Government calls for views on non-compete provisions in employment contracts

Business secretary Sajid Javid recently announced a ‘call for evidence’ on whether restrictive covenants should be prohibited or their use curtailed.

A ‘call for evidence’ invites interested parties to submit their views on a particular issue as part of government’s policy formulation process. It does not necessarily lead to legislation or any other action. That said, reform of restrictive covenants is clearly a distinct possibility. The business secretary has indicated he wants to take action to break down barriers curbing innovation and to “look into employment rules that could be stifling British entrepreneurship by preventing employees from starting up their own business after leaving a job”.

Restrictive covenants in employment contracts are intended to limit the ability of employees to compete with their former employer after employment ends. They can take many forms. They are often a suite of protections for the employer, from non-compete clauses prohibiting the departing employee from working for a competitor business for a period post-employment, through to provisions stopping the employee from soliciting the ex-employer’s customers or trying to recruit his or her former colleagues.

However, an employers’ scope for legal action to enforce the covenant is not unconstrained. To be enforceable post termination, the clauses need to be reasonable in their geographical scope and time frame, and in relation to the employer’s and employee’s position at the time the contract was entered into.

Whether covenants are enforceable or not is inherently case specific. The voluminous case law in this area means that the position is not always clear or predictable. Non-compete clauses in particular are susceptible to legal challenge for being excessive in terms of protecting the ex-employer’s business interests. Even if there is a risk they might be unenforceable, employers may consider that including them in key employees’ contracts gives them some commercial leverage on an individual’s departure.

The law in this area tries to balance employees’ need to earn a living and keep their skills up to date against employers’ need to protect trade secrets, client connections, a stable workforce and business goodwill. It could be argued there is no need to change the current law because the case law on restrictive covenants reflects a sophisticated balancing of the interests of employers and employees developed over many decades.

The counterargument, specifically in relation to non-compete clauses, is that they stifle competition, innovation and personal freedom, and that confidentiality clauses provide sufficient protection for business knowledge, and intellectual property law does the same job in more technical sectors.

Of course, one employer’s unreasonable restraint of trade can often be another’s legitimate protection of the knowledge and trade connections ‎that the departing executive has gained, so it is unlikely that employers will speak with one voice in relation to this call for evidence, especially since the use and practical value of covenants varies dramatically across sectors.

Overseas jurisdictions deal with the issue of non-compete clauses in a variety of ways.

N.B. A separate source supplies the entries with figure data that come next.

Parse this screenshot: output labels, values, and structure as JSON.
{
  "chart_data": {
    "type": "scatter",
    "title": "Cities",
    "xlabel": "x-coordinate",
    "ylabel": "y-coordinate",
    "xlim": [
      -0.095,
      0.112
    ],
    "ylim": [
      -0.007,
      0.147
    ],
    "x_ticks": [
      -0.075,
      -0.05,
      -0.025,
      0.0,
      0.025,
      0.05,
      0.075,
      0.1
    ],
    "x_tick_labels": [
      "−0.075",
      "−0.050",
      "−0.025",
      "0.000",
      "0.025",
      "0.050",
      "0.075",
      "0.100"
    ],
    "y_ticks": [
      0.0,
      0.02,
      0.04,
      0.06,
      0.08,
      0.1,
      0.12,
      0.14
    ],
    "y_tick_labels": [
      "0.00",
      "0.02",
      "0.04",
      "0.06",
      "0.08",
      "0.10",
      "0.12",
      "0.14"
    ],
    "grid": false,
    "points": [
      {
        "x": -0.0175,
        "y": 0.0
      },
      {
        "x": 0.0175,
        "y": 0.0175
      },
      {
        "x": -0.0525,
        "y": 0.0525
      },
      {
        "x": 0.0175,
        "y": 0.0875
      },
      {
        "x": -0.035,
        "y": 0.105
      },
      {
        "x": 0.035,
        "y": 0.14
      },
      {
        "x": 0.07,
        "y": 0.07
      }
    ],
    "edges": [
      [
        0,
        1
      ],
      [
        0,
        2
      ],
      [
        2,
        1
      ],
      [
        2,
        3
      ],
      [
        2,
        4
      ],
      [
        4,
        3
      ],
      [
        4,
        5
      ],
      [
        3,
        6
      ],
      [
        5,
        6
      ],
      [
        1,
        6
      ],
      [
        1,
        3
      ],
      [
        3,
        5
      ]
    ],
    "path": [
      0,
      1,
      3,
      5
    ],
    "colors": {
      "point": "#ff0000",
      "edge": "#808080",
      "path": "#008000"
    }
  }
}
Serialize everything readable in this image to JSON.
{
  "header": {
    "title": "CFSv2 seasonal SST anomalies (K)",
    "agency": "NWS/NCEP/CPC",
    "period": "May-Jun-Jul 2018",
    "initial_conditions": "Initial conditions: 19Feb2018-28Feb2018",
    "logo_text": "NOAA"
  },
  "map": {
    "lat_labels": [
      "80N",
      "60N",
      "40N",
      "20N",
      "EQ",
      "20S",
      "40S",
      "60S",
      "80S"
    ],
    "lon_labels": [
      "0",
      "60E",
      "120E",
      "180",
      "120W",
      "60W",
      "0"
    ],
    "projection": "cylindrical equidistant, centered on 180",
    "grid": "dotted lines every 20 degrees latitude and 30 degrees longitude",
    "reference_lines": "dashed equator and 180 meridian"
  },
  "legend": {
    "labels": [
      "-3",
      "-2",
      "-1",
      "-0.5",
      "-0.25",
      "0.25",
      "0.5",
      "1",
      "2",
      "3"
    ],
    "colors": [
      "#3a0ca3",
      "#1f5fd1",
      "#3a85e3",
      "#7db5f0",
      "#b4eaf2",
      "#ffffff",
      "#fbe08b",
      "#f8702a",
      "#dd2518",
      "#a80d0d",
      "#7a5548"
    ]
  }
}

In some, departing employees must be paid at a prescribed rate for any period in which they are kept out of the labour market, thereby providing compensation for their inability to work in their chosen area for the prescribed period. However, given the references to ‘innovation’ in the announcement of the call for evidence, maybe what the government is contemplating is the regime followed in the US state of California. Here, broadly speaking, non-competes are prohibited and clauses preventing the solicitation of clients are only enforced if necessary to protect trade secrets (which could be the client list itself).

Full details on the call for evidence have not yet been published so it will be interesting to see what specific questions it asks and whether the scope of its review will extend beyond pure non-compete clauses to other forms of restrictive covenant, possibly including ‘garden leave’ which achieves much the same objective as a non-compete clause. This will be a space worth watching as the debate unfolds.